In caso di coinvolgimento delle condizioni generali, il trattamento sarebbe una terapia di supporto con un antibiotico (seconda scelta) e attendere la remissione così che la clinica sia in grado di intervenire. Per capire un ascesso dentale quanto dura, si pensi che se i sintomi dovessero continuare dopo 2-4 giorni bisognerà contattare subito il dentista. È sempre molto importante eseguire una buona igiene orale per evitare la comparsa di complicanze e / o patologie, come il flemmone o l'ascesso dentale. Insieme all'igiene, regolari controlli presso la clinica odontoiatrica aiutano a migliorare le tecniche di igiene, prevenendo le malattie e rilevando nel tempo determinate anomalie orali.

L’ascesso dentale è una formazione di pus che viene causata da una infezione in corso.

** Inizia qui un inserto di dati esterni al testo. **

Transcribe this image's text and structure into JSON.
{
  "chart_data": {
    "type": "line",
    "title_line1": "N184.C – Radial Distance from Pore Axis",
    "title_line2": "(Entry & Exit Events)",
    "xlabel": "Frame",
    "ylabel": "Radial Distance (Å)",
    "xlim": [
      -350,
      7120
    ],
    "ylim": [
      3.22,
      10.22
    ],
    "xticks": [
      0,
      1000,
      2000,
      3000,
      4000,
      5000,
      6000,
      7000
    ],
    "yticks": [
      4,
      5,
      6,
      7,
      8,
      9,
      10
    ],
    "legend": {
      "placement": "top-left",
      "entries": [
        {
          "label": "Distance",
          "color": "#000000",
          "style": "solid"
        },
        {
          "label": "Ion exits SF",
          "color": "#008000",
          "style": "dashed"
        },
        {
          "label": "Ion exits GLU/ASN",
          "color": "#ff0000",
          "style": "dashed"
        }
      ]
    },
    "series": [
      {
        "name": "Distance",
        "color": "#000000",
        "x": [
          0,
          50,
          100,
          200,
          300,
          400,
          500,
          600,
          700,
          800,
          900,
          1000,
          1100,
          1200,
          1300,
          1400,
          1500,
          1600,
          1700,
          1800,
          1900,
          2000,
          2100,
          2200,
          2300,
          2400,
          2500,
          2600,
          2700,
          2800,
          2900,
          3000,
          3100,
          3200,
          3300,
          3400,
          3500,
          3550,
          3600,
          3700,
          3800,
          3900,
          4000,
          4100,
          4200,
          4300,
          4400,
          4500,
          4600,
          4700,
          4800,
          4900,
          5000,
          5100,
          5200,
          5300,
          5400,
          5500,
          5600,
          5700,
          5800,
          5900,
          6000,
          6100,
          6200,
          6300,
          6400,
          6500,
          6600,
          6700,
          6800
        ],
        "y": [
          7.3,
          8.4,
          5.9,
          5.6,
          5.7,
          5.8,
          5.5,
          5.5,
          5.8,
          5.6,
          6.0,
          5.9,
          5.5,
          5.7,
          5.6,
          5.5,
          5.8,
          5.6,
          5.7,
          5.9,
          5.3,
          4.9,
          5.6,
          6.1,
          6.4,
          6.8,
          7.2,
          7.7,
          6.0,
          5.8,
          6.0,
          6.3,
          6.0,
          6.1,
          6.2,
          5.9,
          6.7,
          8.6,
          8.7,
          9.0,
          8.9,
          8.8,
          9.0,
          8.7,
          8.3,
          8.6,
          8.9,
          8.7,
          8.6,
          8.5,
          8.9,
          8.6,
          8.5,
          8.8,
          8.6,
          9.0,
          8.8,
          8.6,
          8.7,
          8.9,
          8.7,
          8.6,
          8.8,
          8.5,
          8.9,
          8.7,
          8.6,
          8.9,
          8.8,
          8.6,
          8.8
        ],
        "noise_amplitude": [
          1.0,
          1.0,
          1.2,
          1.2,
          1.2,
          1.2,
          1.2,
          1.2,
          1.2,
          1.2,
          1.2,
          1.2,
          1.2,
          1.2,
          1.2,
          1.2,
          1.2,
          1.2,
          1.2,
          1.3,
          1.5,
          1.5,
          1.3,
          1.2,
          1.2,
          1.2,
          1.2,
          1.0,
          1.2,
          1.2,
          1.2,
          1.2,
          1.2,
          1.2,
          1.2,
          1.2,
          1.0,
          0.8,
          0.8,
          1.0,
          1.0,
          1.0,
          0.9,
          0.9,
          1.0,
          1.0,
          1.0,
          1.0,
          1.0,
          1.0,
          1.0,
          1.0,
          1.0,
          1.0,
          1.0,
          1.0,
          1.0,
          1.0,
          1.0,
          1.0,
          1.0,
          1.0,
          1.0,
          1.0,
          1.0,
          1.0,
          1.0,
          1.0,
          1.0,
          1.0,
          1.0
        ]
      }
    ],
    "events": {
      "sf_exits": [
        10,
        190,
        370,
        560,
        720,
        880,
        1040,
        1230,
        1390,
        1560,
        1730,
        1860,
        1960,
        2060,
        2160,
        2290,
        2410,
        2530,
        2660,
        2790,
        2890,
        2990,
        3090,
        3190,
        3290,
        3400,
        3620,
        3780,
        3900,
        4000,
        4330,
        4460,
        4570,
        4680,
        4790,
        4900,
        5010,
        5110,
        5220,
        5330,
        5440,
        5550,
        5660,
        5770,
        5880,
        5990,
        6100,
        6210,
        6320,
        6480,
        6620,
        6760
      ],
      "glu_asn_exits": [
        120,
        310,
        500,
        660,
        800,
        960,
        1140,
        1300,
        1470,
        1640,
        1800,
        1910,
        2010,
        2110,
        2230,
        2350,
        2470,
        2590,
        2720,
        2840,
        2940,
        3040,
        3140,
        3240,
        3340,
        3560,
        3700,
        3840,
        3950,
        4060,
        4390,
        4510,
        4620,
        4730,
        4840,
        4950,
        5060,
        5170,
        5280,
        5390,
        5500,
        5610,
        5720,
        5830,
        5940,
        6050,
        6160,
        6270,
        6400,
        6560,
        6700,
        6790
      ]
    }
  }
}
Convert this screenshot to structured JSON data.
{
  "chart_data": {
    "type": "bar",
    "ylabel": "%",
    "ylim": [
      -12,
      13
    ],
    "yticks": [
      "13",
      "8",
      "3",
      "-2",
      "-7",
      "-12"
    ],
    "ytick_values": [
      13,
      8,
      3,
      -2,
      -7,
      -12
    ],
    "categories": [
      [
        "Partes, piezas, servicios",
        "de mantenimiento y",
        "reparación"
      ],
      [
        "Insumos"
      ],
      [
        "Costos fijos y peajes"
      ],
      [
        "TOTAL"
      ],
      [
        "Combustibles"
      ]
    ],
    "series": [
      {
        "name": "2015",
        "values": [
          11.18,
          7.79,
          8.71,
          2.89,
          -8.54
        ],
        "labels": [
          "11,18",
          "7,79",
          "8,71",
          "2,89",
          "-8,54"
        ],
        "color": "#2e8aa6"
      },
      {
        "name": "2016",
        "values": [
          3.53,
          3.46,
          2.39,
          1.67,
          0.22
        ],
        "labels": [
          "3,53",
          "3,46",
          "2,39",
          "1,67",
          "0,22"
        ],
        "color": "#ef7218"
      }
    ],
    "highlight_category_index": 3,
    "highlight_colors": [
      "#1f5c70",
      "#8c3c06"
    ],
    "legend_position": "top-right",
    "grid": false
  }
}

Le cause di questa infiammazione, che incidono anche sulla durata di un ascesso ai denti, vanno dalla crescita del dente del giudizio fino a una devitalizzazione eseguita in modo poco accurato o a una carie non curata o curata in modo inadeguato. Anche una gengivite o una parodontite non curata potrebbe determinare un ascesso dentale, così come la scarsa igiene orale o la presenza di un dente fratturato. Esistono anche alcune patologie e comportamenti che possono favorire concretamente la comparsa di un ascesso dentale. Si va dal fumo di sigaretta fino al consumo eccessivo di alcol, al diabete e al reflusso gastroesofageo. Dovrà essere il dentista a individuare cause e concause così da capire l'ascesso dentale quanto dura e proporre il trattamento adeguato.

Come si cura un ascesso dentale

L'ascesso dentale quanto duradipende chiaramente dall’avere una buona igiene orale. Lavarsi i denti bene e spesso riduce sensibilmente la possibilità che si formi un ascesso dentale. Per curare un ascesso bisognerà per prima cosa somministrare degli antibiotici e del paracetamolo per contrastare la febbre. Dopo aver trattato nel modo adeguato l’infiammazione, il dentista dovrà eseguire una piccola incisione per far fuoriuscire il pus. In altri casi, a causa dell’ascesso dentale sarà opportuno estrarre il dente coinvolto dopo aver verificato la situazione con una radiografia.

Nel caso dell’ascesso dentale è altamente sconsigliato cercare di fare a meno del consulto del dentista e utilizzare i rimedi della nonna potrebbe aumentare solo la durata dell’ascesso dentale. In caso di ascesso quindi meglio affrontare subito la patologia e rivolgersi al dentista di fiducia per studiare il modo migliore per procedere. L’ascesso dentale comunque è una risposta del nostro organismo a una infezione in corso, di conseguenza non servirà a molto tenere sotto controllo il dolore senza trovare una soluzione anche per l’infezione. Il dolore può essere lancinante quindi molto meglio prevenire che curare e cercare di avere sempre una buona igiene orale.